Pancreatic ductal adenocarcinoma (PDA) is an aggressive malignant disease that is resistant to various chemotherapeutic agents and commonly relapses. Efficient elimination of metastasized PDA is critical for a positive post-surgical treatment outcome. The present study analyzed the effect of the B-cell lymphoma-2 (Bcl-2)/B-cell lymphoma extra-large (Bcl-x(L) inhibitor, ABT-737, on paclitaxel-induced PDA cell death. A total of 8 PDA cell lines were subjected to immunoblotting to compare the expression of Bcl-2/Bcl-x(L) and other factors associated with taxane resistance, including myeloid cell leukemia 1 and beta III-tubulin (TUBB3). The viability of PDA cells was analyzed following treatment with paclitaxel alone or a combination treatment with ABT-737 and paclitaxel. Treatment with the ABT-737/paclitaxel combination induced PDA cell death at a lower concentration of paclitaxel compared with paclitaxel alone. In addition, the viable cell population at the saturation point of paclitaxel was also decreased by co-treatment with ABT-737. ABT-737 lowered the half maximal inhibitory concentration (IC50) by > 2-fold in PDA cells with high Bcl-2/Bcl-x(L) expression, but not in PDA cells with low Bcl-2/Bcl-x(L) expression and high TUBB3 expression.
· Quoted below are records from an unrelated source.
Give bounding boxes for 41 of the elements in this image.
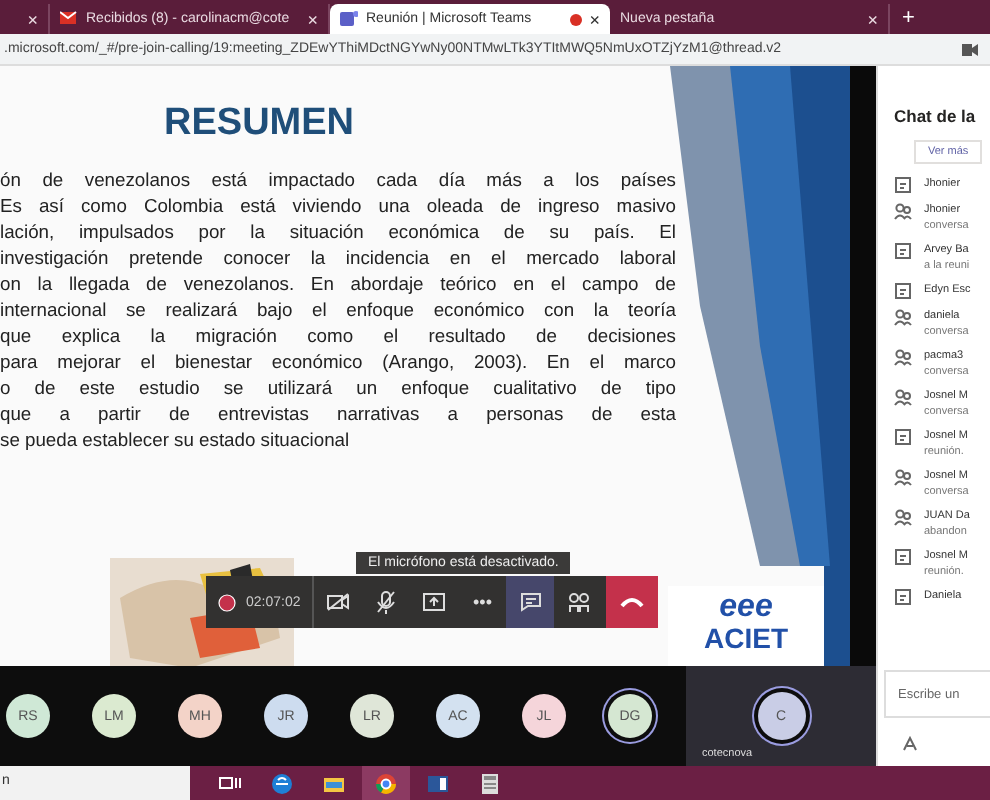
more-options-button[interactable]: ••• [458, 576, 507, 628]
logo-mark: eee [719, 590, 773, 624]
record-icon [218, 593, 236, 611]
hang-up-icon [620, 596, 645, 608]
mail-icon [60, 10, 78, 28]
people-icon [894, 508, 912, 526]
format-icon[interactable] [902, 736, 918, 752]
note-icon [894, 282, 912, 300]
teams-icon [340, 10, 358, 28]
word-icon[interactable] [426, 771, 450, 795]
participants-icon [567, 591, 590, 613]
close-tab-button[interactable]: × [27, 9, 38, 29]
note-icon [894, 242, 912, 260]
chat-icon [519, 592, 542, 612]
task-view-icon[interactable] [218, 771, 242, 795]
browser-e-icon[interactable] [270, 771, 294, 795]
note-icon [894, 548, 912, 566]
camera-icon [962, 43, 978, 55]
note-icon [894, 428, 912, 446]
logo-name: ACIET [704, 624, 788, 654]
people-icon [894, 308, 912, 326]
chrome-icon[interactable] [374, 771, 398, 795]
people-icon [894, 468, 912, 486]
chat-title: Chat de la [894, 106, 978, 126]
slide-title: RESUMEN [164, 102, 355, 146]
people-icon [894, 388, 912, 406]
share-screen-icon [422, 591, 447, 613]
close-tab-button[interactable]: × [307, 9, 318, 29]
close-tab-button[interactable]: × [867, 9, 878, 29]
people-icon [894, 348, 912, 366]
mic-off-icon [376, 590, 397, 614]
chat-button[interactable] [506, 576, 555, 628]
note-icon [894, 588, 912, 606]
camera-off-icon [326, 592, 351, 612]
close-tab-button[interactable]: × [589, 9, 600, 29]
hang-up-button[interactable] [606, 576, 659, 628]
note-icon [894, 176, 912, 194]
people-icon [894, 202, 912, 220]
slide-paragraph: ón de venezolanos está impactado cada día más a los países Es así como Colombia está viviendo una oleada de ingreso masivo lación, impulsados por la situación económica de su país. El investigación pretende conocer la incidencia en el mercado laboral on la llegada de venezolanos. En abordaje teórico en el campo de internacional se realizará bajo el enfoque económico con la teoría que explica la migración como el resultado de decisiones para mejorar el bienestar económico (Arango, 2003). En el marco o de este estudio se utilizará un enfoque cualitativo de tipo que a partir de entrevistas narrativas a personas de esta se pueda establecer su estado situacional [0, 166, 676, 452]
new-tab-button[interactable]: + [890, 4, 927, 34]
calculator-icon[interactable] [478, 771, 502, 795]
Knockdown of Bcl-x(L) lowered the IC50 of paclitaxel, but knockdown of TUBB3 did not. ABT-737 sensitized PDA to paclitaxel-induced cell death, and Bcl-x(L) expression was a key determinant of its sensitivity. ABT-737 is potential candidate for combination chemotherapy of PDA with high Bcl-x(L) expression levels.